Es que los sucesos que nos ocupan en estos días abrieron resquicios, me retrotrajeron a momentos de mi infancia lejana, que hoy suenan graciosos, y que fluyen desde lo más recóndito de las discriminaciones enquistadas en el folklore popular. Mis cavilaciones zíngaras me traen a la memoria cómo me escondía detrás de la enredadera que cubría la verja del patio de delante de mi casa del barrio Quinta Galli, en mi Avellaneda natal, sureña y proletaria, cuando pasaban las gitanas por la vereda, para espiarlas sin que me vieran. Porque usted recordará, memorioso lector, que los chicos huíamos de ellas cooptados por la vox populi de que merodeaban las calles cimbreando la cintura y ondeando sus polleras fruncidas, floreadas y coloridas, con los pasos displicentes de sus zapaticos muy caminados de medio tacón y la cabellera sujeta por un pañuelo, a la manera de las babas rusas, para robarse a los niños. Sí, eso decían: que las gitanas --entre las que este relato me incluye, porque una nunca sabe lo que le pueda deparar una historia personal desconocida--  se roban a los niños. Bueno, confieso que más terror me inspiraban, en mi lejana infancia del siglo pasado, los hombres uniformados, se tratara de mi primo cuando aparecía vestido de soldado conscripto o del barrendero municipal con su traje gris y su gorra de visera de aspecto militar, empujando su carrito cilíndrico y sus escobillones. Yo rajaba pa’ dentro con el corazón saltándome hasta los dientes.

Pero no, resulta que no. Le comento, crédulo lector, que los que se roban a los niños no son los gitanos; los que se roban a los niños son Ellos.

A Ellos, cómo describirlos, cómo definirlos…

Son los que le quitan vida a los muchachines marrones del Congo; como son chiquitos, caben en lo hondo de los túneles estrechos de donde extraen el coltán, en una mina de cierta legalidad o de ninguna, botín de guerrilleros, mercenarios, ejércitos regulares, traficantes y contrabandistas, del Congo, de Uganda o de Ruanda, pero cuyo destino último son las corporaciones multinacionales que fabrican los condensadores electrolíticos de tantalio, para que usted maneje, nomás con su dedo índice, la pantalla de su smartphone, su tablet o su laptop... y se engulla todas las boludeces intencionadas sobre la guerra en Ucrania que Mark Zuckerberg le mete con la metavirtualidad. O los ponen a soldados infantiles que empuñen las armas, esas armas que engordan al complejo industrial militar, la producción más rentable del planeta. También le quitan la vida a los niños de Gaza con una bomba, con hambre, con saña de colapso humano y genocida, quizá para rapiñar el gas del mar Mediterráneo o para descalabrar a las naciones de la orilla occidental del continente asiático. El paco y el fentanilo, entre tantas caras visibles del narcotráfico y los laboratorios que los producen, curran con la incertidumbre de futuro que agobia a los jóvenes y, por último, está la trata de personas, y de órganos necesarios para la supervivencia de los niños ricos que tienen tristeza.
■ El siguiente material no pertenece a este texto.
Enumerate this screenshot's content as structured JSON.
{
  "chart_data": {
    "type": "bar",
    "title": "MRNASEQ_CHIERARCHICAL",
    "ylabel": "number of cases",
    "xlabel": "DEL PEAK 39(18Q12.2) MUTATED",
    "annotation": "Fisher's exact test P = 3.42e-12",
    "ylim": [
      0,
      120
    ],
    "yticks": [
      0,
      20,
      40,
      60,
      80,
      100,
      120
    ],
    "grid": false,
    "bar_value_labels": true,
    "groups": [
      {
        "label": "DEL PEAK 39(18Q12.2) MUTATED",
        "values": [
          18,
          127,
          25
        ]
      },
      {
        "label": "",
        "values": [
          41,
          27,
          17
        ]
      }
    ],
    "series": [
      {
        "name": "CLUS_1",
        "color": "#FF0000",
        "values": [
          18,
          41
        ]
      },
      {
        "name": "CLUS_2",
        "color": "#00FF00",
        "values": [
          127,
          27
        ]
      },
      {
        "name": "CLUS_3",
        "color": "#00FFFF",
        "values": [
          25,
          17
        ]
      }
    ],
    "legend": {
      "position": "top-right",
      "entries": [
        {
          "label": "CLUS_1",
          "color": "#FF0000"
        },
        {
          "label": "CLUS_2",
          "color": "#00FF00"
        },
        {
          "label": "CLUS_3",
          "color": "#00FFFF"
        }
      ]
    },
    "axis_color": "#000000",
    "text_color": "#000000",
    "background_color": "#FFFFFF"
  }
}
El rapto tanto de niñas como de niños, que todavía serpentea callado, oculto, libidinoso, escurridizo, jabonoso, inaprensible, por los sótanos más sórdidos de la moral humana y de todas las facetas del poder, económicas, políticas, sociales, judiciales, culturales y digitales adopta, además, un nuevo status en la conciencia social liberal libertaria --que espantaría al propio Adam Smith y desmayaría de incredulidad al príncipe Kropotkin y a Severino Di Giovanni-- que incita y aprueba la decisión individual de comerciar a los hijos, en pieza entera o por pedazos.
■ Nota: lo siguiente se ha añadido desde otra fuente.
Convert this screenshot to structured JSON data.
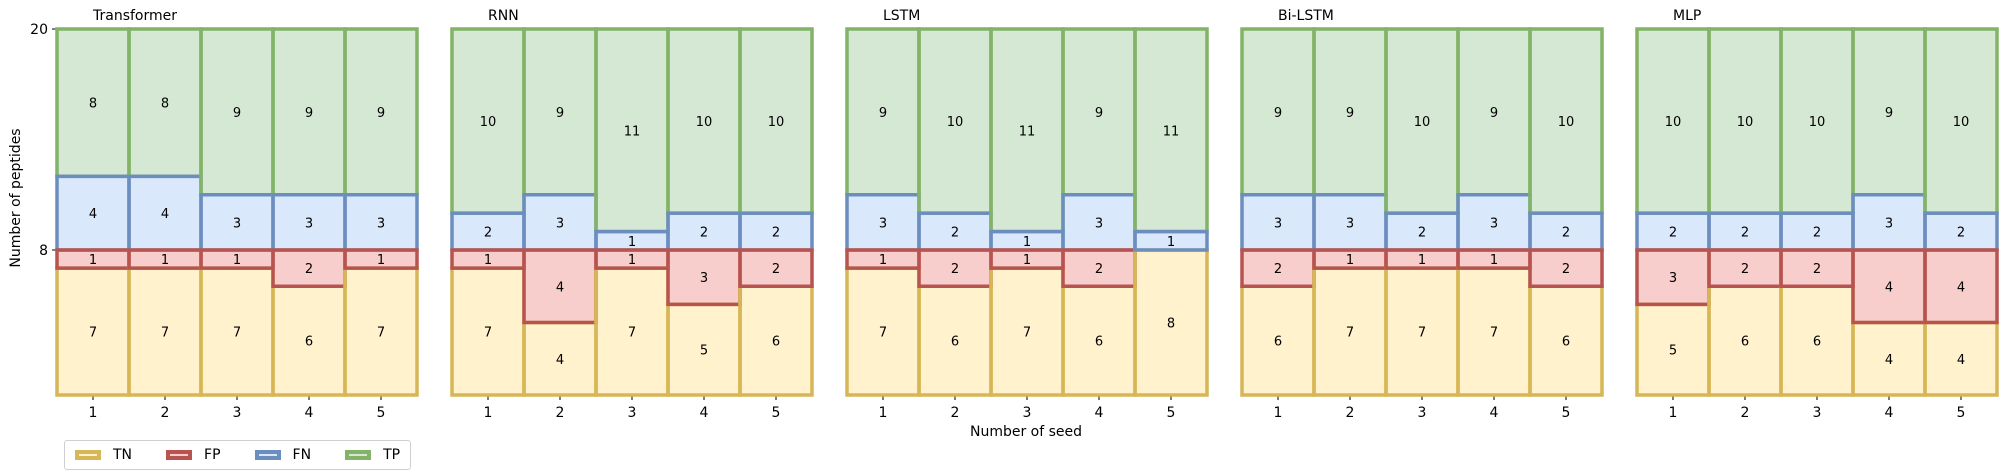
{
  "chart_data": {
    "type": "bar",
    "subtype": "stacked-confusion-bars",
    "ylabel": "Number of peptides",
    "xlabel": "Number of seed",
    "y_ticks": [
      "20",
      "8"
    ],
    "categories": [
      "1",
      "2",
      "3",
      "4",
      "5"
    ],
    "legend": {
      "placement": "bottom-left",
      "entries": [
        {
          "key": "TN",
          "label": "TN",
          "fill": "#fff2cc",
          "edge": "#d6b656"
        },
        {
          "key": "FP",
          "label": "FP",
          "fill": "#f8cecc",
          "edge": "#b85450"
        },
        {
          "key": "FN",
          "label": "FN",
          "fill": "#dae8fc",
          "edge": "#6c8ebf"
        },
        {
          "key": "TP",
          "label": "TP",
          "fill": "#d5e8d4",
          "edge": "#82b366"
        }
      ]
    },
    "panels": [
      {
        "title": "Transformer",
        "TN": [
          7,
          7,
          7,
          6,
          7
        ],
        "FP": [
          1,
          1,
          1,
          2,
          1
        ],
        "FN": [
          4,
          4,
          3,
          3,
          3
        ],
        "TP": [
          8,
          8,
          9,
          9,
          9
        ]
      },
      {
        "title": "RNN",
        "TN": [
          7,
          4,
          7,
          5,
          6
        ],
        "FP": [
          1,
          4,
          1,
          3,
          2
        ],
        "FN": [
          2,
          3,
          1,
          2,
          2
        ],
        "TP": [
          10,
          9,
          11,
          10,
          10
        ]
      },
      {
        "title": "LSTM",
        "TN": [
          7,
          6,
          7,
          6,
          8
        ],
        "FP": [
          1,
          2,
          1,
          2,
          0
        ],
        "FN": [
          3,
          2,
          1,
          3,
          1
        ],
        "TP": [
          9,
          10,
          11,
          9,
          11
        ]
      },
      {
        "title": "Bi-LSTM",
        "TN": [
          6,
          7,
          7,
          7,
          6
        ],
        "FP": [
          2,
          1,
          1,
          1,
          2
        ],
        "FN": [
          3,
          3,
          2,
          3,
          2
        ],
        "TP": [
          9,
          9,
          10,
          9,
          10
        ]
      },
      {
        "title": "MLP",
        "TN": [
          5,
          6,
          6,
          4,
          4
        ],
        "FP": [
          3,
          2,
          2,
          4,
          4
        ],
        "FN": [
          2,
          2,
          2,
          3,
          2
        ],
        "TP": [
          10,
          10,
          10,
          9,
          10
        ]
      }
    ]
  }
}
Tal vez el término Estado profundo --aun teniendo claras las reservas en cuanto a los campos ideológicos que lo utilizan-- sea, en las áreas de la globalidad macro, como en las pequeñas miserias del feudalismo provincial micro, una manera de retratar la casta posible que nos amenaza, de fotografiar lo invisible.

 

Así es la cosa, mi querido y empobrecido lector. Si la plaza seca de pesos le dificulta llegar a fin de mes, ya sabe... puede vender sus dólares del colchón o entregar a su hijo. Mamma mia, ¿cómo llegamos hasta aquí?